Roemen

Versie door Kees Langeveld (overleg | bijdragen) op 26 nov 2016 om 08:50 (Versie 5024 van Kees Langeveld (overleg) ongedaan gemaakt)

Roemen is de roem, de lof verkondigen van iemand of iets; iemand of iets prijzen[1]. Voorbeeld: "Zijn bekwaamheden werden algemeen geroemd."

Roemen, loven en prijzen verheffen iemand of iets; verheerlijken iemand. Prijzen is de algemene uitdrukking voor iemand verheffen door zijne waarde in enig opzicht te vermelden. Loven, dat verhevener is dan prijzen, wordt vrijwel alleen ten aanzien van God of een god gebezigd. "Loof de Heermijn ziel!" Alles is vatbaar om geprezen te worden, zolang men er een enkele goede hoedanigheid in weet op te merken of er aan weet toe te kennen. Prijzen kan geschieden in de tegenwoordigheid van de/het geprezene; iemand roemen sluit die tegenwoordigheid uit.
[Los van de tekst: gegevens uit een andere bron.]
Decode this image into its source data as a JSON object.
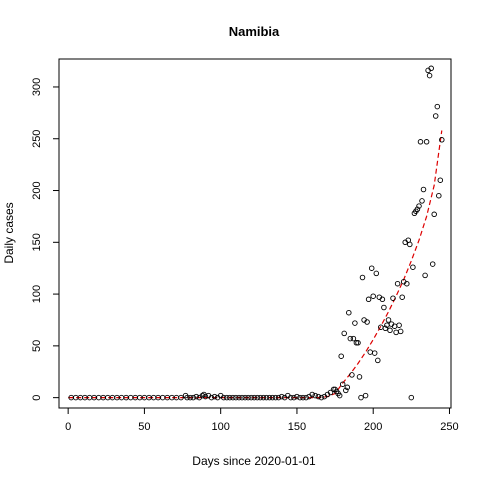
{
  "chart_data": {
    "type": "scatter",
    "title": "Namibia",
    "xlabel": "Days since 2020-01-01",
    "ylabel": "Daily cases",
    "xlim": [
      -6,
      251
    ],
    "ylim": [
      -10,
      327
    ],
    "xticks": [
      0,
      50,
      100,
      150,
      200,
      250
    ],
    "yticks": [
      0,
      50,
      100,
      150,
      200,
      250,
      300
    ],
    "grid": false,
    "legend": "none",
    "point_color": "#000000",
    "fit_color": "#dd0000",
    "series": [
      {
        "type": "points",
        "x": [
          2,
          5,
          8,
          11,
          14,
          17,
          20,
          23,
          26,
          29,
          32,
          35,
          38,
          41,
          44,
          47,
          50,
          53,
          56,
          59,
          62,
          65,
          68,
          71,
          74,
          77,
          78,
          80,
          82,
          84,
          86,
          88,
          89,
          90,
          92,
          94,
          96,
          98,
          100,
          102,
          104,
          106,
          108,
          110,
          112,
          114,
          116,
          118,
          120,
          122,
          124,
          126,
          128,
          130,
          132,
          134,
          136,
          138,
          140,
          142,
          144,
          146,
          148,
          150,
          152,
          154,
          156,
          158,
          160,
          162,
          164,
          166,
          168,
          170,
          172,
          174,
          175,
          176,
          177,
          178,
          179,
          180,
          181,
          182,
          183,
          184,
          185,
          186,
          187,
          188,
          189,
          190,
          191,
          192,
          193,
          194,
          195,
          196,
          197,
          198,
          199,
          200,
          201,
          202,
          203,
          204,
          205,
          206,
          207,
          208,
          209,
          210,
          211,
          212,
          213,
          214,
          215,
          216,
          217,
          218,
          219,
          220,
          221,
          222,
          223,
          224,
          225,
          226,
          227,
          228,
          229,
          230,
          231,
          232,
          233,
          234,
          235,
          236,
          237,
          238,
          239,
          240,
          241,
          242,
          243,
          244,
          245
        ],
        "y": [
          0,
          0,
          0,
          0,
          0,
          0,
          0,
          0,
          0,
          0,
          0,
          0,
          0,
          0,
          0,
          0,
          0,
          0,
          0,
          0,
          0,
          0,
          0,
          0,
          0,
          2,
          0,
          0,
          0,
          1,
          0,
          2,
          3,
          1,
          2,
          0,
          1,
          0,
          2,
          0,
          0,
          0,
          0,
          0,
          0,
          0,
          0,
          0,
          0,
          0,
          0,
          0,
          0,
          0,
          0,
          0,
          0,
          0,
          1,
          0,
          2,
          0,
          0,
          1,
          0,
          0,
          0,
          1,
          3,
          2,
          1,
          0,
          1,
          3,
          5,
          8,
          8,
          6,
          4,
          2,
          40,
          13,
          62,
          7,
          10,
          82,
          57,
          22,
          57,
          72,
          53,
          53,
          20,
          0,
          116,
          75,
          2,
          73,
          95,
          44,
          125,
          98,
          43,
          120,
          36,
          97,
          68,
          95,
          87,
          67,
          70,
          75,
          65,
          71,
          96,
          69,
          63,
          110,
          70,
          64,
          97,
          112,
          150,
          110,
          152,
          148,
          0,
          126,
          178,
          180,
          182,
          185,
          247,
          190,
          201,
          118,
          247,
          316,
          311,
          318,
          129,
          177,
          272,
          281,
          195,
          210,
          249
        ]
      },
      {
        "type": "fit",
        "x": [
          0,
          150,
          160,
          165,
          170,
          175,
          180,
          185,
          190,
          195,
          200,
          205,
          210,
          215,
          220,
          225,
          230,
          235,
          240,
          245
        ],
        "y": [
          0,
          0,
          0,
          0,
          1,
          4,
          14,
          23,
          33,
          44,
          56,
          69,
          83,
          98,
          114,
          132,
          152,
          175,
          205,
          258
        ]
      }
    ]
  }
}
Men zegt: "iemand in zijn aangezicht prijzen", niet "in zijn aangezicht roemen".

Zelfroem

Een mens kan echter roemen in zichzelf.

Jak 4:13 Komaan dan, u die zegt: Vandaag of morgen zullen wij naar die stad gaan en daar een jaar doorbrengen en handel drijven en winst maken; Jak 4:14 u die niet weet wat morgen gebeuren zal. (Want hoe is uw leven? Want u bent een damp die een korte tijd gezien wordt en daarna verdwijnt) Jak 4:15 In plaats dat u zegt: Als de Heer het wil en wij leven, zullen wij dit of dat doen. Jak 4:16 Nu roemt u echter in uw hoogmoedigheden; al zulk roemen is boos. (TELOS)
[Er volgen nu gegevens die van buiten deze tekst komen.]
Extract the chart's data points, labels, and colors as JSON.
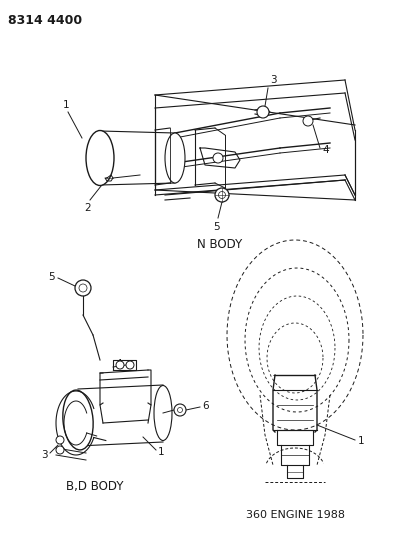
{
  "title": "8314 4400",
  "background_color": "#ffffff",
  "text_color": "#1a1a1a",
  "line_color": "#1a1a1a",
  "n_body_label": "N BODY",
  "bd_body_label": "B,D BODY",
  "engine_label": "360 ENGINE 1988"
}
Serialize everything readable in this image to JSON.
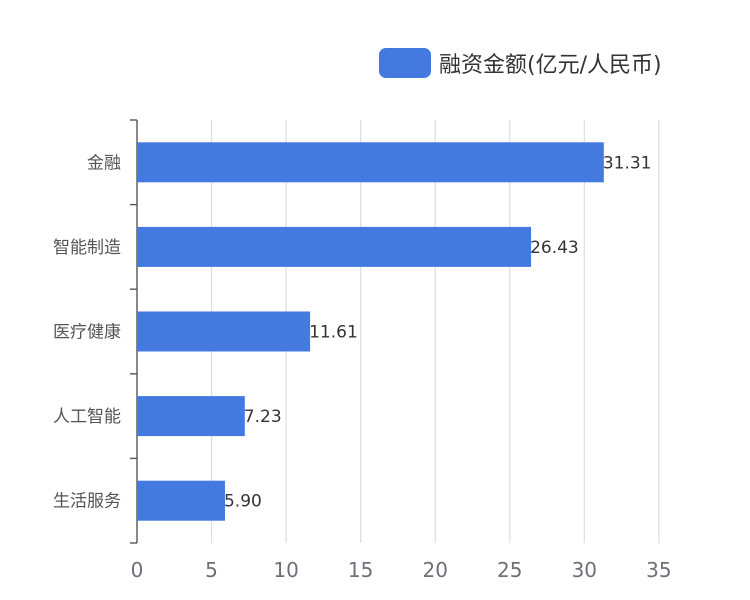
{
  "chart_data": {
    "type": "bar",
    "orientation": "horizontal",
    "categories": [
      "金融",
      "智能制造",
      "医疗健康",
      "人工智能",
      "生活服务"
    ],
    "series": [
      {
        "name": "融资金额(亿元/人民币)",
        "values": [
          31.31,
          26.43,
          11.61,
          7.23,
          5.9
        ],
        "color": "#4479e0"
      }
    ],
    "data_labels": [
      "31.31",
      "26.43",
      "11.61",
      "7.23",
      "5.90"
    ],
    "x_ticks": [
      "0",
      "5",
      "10",
      "15",
      "20",
      "25",
      "30",
      "35"
    ],
    "xlim": [
      0,
      35
    ],
    "grid": "vertical",
    "legend_position": "top-right",
    "title": "",
    "xlabel": "",
    "ylabel": ""
  }
}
Wanneer een mens met grote, holle woorden zo spreekt (vers 13) roemt hij in zijn hoogmoed. Hij doet alsof hij zelf over leven en handelen te beschikken had. Hij stelt zich daarmee boven God in plaats van zich voor Hem te verootmoedigen. "Ondernemingsgeest zonder godsdienst is niets dan hoogmoed", heeft iemand eens gezegd. Wat dat roemen "boos" maakt, wat dit rekenen en plannen maken niet laat zijn een kinderachtig en dwaas spel, maar een zonde, is de trek van hoogmoed, die zich daarin openbaart, van een hoogmoed, die de Heere en Zijn bestuur vergeet, zichzelf tot zijn God maakt, zelf de voorzienigheid wil spelen. Dezelfde hoogmoed, die achterwaarts ziende op hetgeen tot stand gekomen en bereikt is, vergetend de barmhartigheid van God en Zijn krachtige hulp, in zelfbehagen spreekt: "dat alles heb ik gedaan," - die hoogmoed keert zich ook tot de toekomst en zegt: "en dat alles wil en zal ik nog doen."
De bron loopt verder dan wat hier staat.